Introduction : The incidence of HIV-positive lymphoma remains significantly higher than HIV-negative patients in the era of combined antiretroviral therapy(cART). DLBCL is the most common histological type of HIV-positive non-Hodgkin's lymphoma(NHL). Exportin 1 protein(XPO1) inhibitor has demonstrated preliminary anti-HIV activity and synergy with anti-lymphoma drug(e.g. etoposide, doxorubicin, prednisone).
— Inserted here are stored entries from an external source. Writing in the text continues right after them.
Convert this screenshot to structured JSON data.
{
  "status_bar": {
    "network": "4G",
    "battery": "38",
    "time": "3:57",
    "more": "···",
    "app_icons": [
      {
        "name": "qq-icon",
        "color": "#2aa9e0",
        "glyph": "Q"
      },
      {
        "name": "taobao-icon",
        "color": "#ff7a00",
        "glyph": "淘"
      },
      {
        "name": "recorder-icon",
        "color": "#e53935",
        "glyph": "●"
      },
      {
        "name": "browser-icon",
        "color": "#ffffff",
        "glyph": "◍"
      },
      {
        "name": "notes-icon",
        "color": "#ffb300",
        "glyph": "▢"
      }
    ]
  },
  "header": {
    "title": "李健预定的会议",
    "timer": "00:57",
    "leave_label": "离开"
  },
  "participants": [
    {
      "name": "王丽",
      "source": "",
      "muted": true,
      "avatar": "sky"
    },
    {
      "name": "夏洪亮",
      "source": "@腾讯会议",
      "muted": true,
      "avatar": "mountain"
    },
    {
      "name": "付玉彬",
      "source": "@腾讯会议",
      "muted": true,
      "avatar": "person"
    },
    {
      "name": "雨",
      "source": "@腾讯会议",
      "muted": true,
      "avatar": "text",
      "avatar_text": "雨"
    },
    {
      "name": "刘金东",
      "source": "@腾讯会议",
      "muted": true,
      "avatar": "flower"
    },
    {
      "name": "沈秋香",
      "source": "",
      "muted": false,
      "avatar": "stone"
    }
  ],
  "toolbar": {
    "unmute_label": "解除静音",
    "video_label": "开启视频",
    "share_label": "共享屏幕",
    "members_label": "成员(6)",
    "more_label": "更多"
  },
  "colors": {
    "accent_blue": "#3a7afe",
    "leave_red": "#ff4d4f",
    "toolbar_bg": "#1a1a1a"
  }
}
Methods: The study was designed to evaluate safety and efficacy of selinexor (60mg Days 1, 8, 15) combined with R-EPOCH(rituximab 375 mg/m2d1, etoposide 50 mg/m2 d1-d4, doxorubicin 10mg/m2 d1-d4, vinblastine 0.4mg/m2 d1-d4, prednisone 60mg/m2 d1-d5 and cyclophosphamide 750mg/m2 d5) every 3 weeks (4-6 cycles), followed by selinexor maintenance (60 mg weekly) or transplantation as per physician's choice in patients with untreated HIV-positive DLBCL. All patients received cART concomitantly during chemotherapy. This study was registered at Chictr.org.cn(ChiCTR2300069941).
Results: From Feb 24, 2023 to July 17, 2023, 6 patients were enrolled and received at least one cycles of study treatment. Median age was 55 years (range 43-67) with four patients(66.7%) was male. All six patients were in advanced stage according to Ann Arbor staging system, with aaIPI intermediate to high risk or IPI low to intermediate risk. Four patients(66.7%) were germinal center B-cell-like lymphoma (GCB) subtype and three patients(50%) had an Elevated lactate dehydrogenase level. Median HIV RNA load was 74450(10000-100000) copies/mL and Median CD4 cell count was 233 cells/μL (233 cells/mm3) with one patient having a CD4 cell count less than 200 cells/μL (200 cells/mm3). Two patients were HBV-positive and one was EB virus(EBV) coinfection at baseline.
Three patients achieved PR after two treatment cycles, one patient of which had completed five treatment cycles and achieved complete response at the end of the fourth cycle (Figure 1). One patients after interim evaluation with PR stopped treatment because of loss to follow-up. The EBV DNA load of the patient with EBV coinfection at baseline turned to normal level after one treatment cycle. Similar result was observed in two HBV-positive patients, the one achieved HBV-negative after two cycles and the other's HBV DNA load level declined from 7.96×10^4 IU/mL to 1.12×10^3 after completing first cycle. HIV RNA load of the patient with CR had declined to <20 copies/mL from 58300 copies/mL after the fourth cycle, another patient likewise became HIV-negative before the initiation of the third cycle. The change of CD4+T cell count during treatment was presented in Figure 2.
All patients experienced at least one treatment-emergent adverse event (TEAE), 3 (50%) patients with at least one Grade≥3 TEAE. The most common grade 3 or 4 adverse events were hematological toxicities including lymphopenia(83.3%), neutropenia (50%), leukopenia(33.3%), thrombocytopenia (33.3%). Two patients experienced Febrile neutropenia. The non-hematological toxicities were grade 1 or 2, including nausea(66.7%), vomit(50%), constipation(33.3%), cough(33%). One patient stopped treatment for one month due to pulmonary infection. All toxicities were manageable by supportive care.
Conclusion: Selinexor plus R-EPOCH regimen demonstrated a favorable Interim efficacy and manageable safety profile in patients with HIV-associated DLBCL. The change of HIV RNA load and CD4+ cell count still requires further evaluation.
Disclosures
No relevant conflicts of interest to declare.